A few weeks ago I watched a lecture by Chad Jones, an economist at Stanford, on AI and long-run economic growth. He opened with a simple chart: US income per person since 1870, plotted on a log scale. A straight line. Around 2 percent annual growth for 150 years.[1]

That line is remarkable because of what it hides. Railroads. Electricity. The internal combustion engine. Semiconductors. The internet. Each one was supposed to change everything. And each one, eventually, did. But the aggregate growth rate barely moved. The line stayed straight.
How is that? One thought is the counterfactual: without those innovations, income would have stagnated. The 2% line wasn't the ceiling; it was the floor. Each technology prevented the plateau that would have come without it.
That reframe matters. If prior technologies merely kept us at 2% rather than lifting us above it, the right question isn't whether AI continues the trend. It's whether AI is the first technology capable of bending it.
If the counterfactual view is right, AI simply allows the 2% to continue. That's the bear case, and it deserves respect. It draws on a serious observation: past technologies took decades to move the needle on aggregate productivity. Railroads required laying track. Electricity required wiring an entire nation. The physical constraints of deployment smoothed the impact across decades and blended it into the long-run trend.
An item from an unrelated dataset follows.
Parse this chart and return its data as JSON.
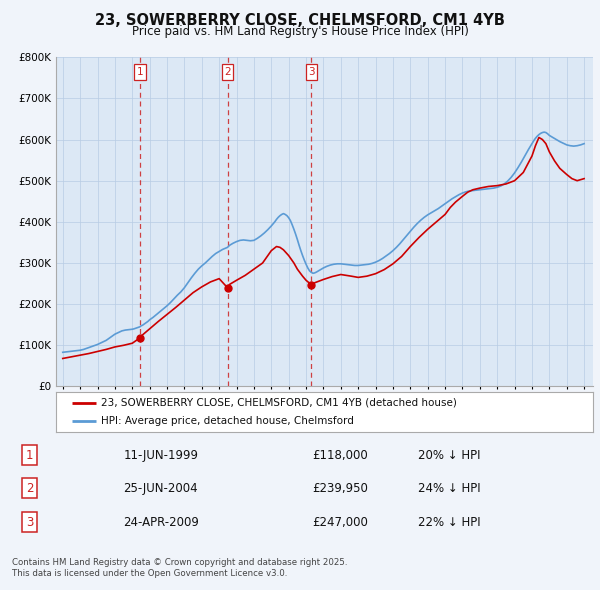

My base case is different, and the distinction is structural. AI is software. It deploys across existing networks at near-zero marginal cost, without waiting for a grid to be built or a right-of-way to be cleared. The constraint isn't infrastructure; it's adoption. And adoption curves for software are not linear.
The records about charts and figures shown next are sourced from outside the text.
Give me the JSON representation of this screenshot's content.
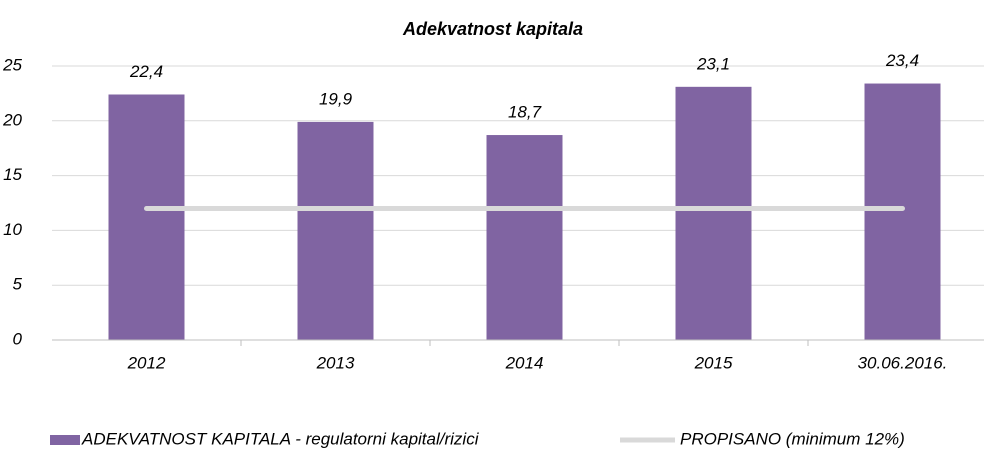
{
  "chart_data": {
    "type": "bar",
    "title": "Adekvatnost kapitala",
    "categories": [
      "2012",
      "2013",
      "2014",
      "2015",
      "30.06.2016."
    ],
    "series": [
      {
        "name": "ADEKVATNOST KAPITALA - regulatorni kapital/rizici",
        "type": "bar",
        "color": "#8064a2",
        "values": [
          22.4,
          19.9,
          18.7,
          23.1,
          23.4
        ],
        "value_labels": [
          "22,4",
          "19,9",
          "18,7",
          "23,1",
          "23,4"
        ]
      },
      {
        "name": "PROPISANO (minimum 12%)",
        "type": "line",
        "color": "#d9d9d9",
        "values": [
          12,
          12,
          12,
          12,
          12
        ]
      }
    ],
    "ylim": [
      0,
      25
    ],
    "yticks": [
      0,
      5,
      10,
      15,
      20,
      25
    ],
    "grid": true,
    "legend": "bottom"
  }
}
This compression is the key variable. Consider what happened to communication when email replaced postal mail. The productivity gain wasn't new; faster decisions and lower coordination costs had always been valuable. What changed was the speed of delivery. The same output arrived in seconds instead of days, and the economic impact landed in years rather than decades. AI is that dynamic applied to cognitive work broadly: the same gains that would have taken a generation to accumulate arrive inside a single business cycle. The numerator stays the same; the denominator shrinks. Growth spikes. That's not a forecast; it's math.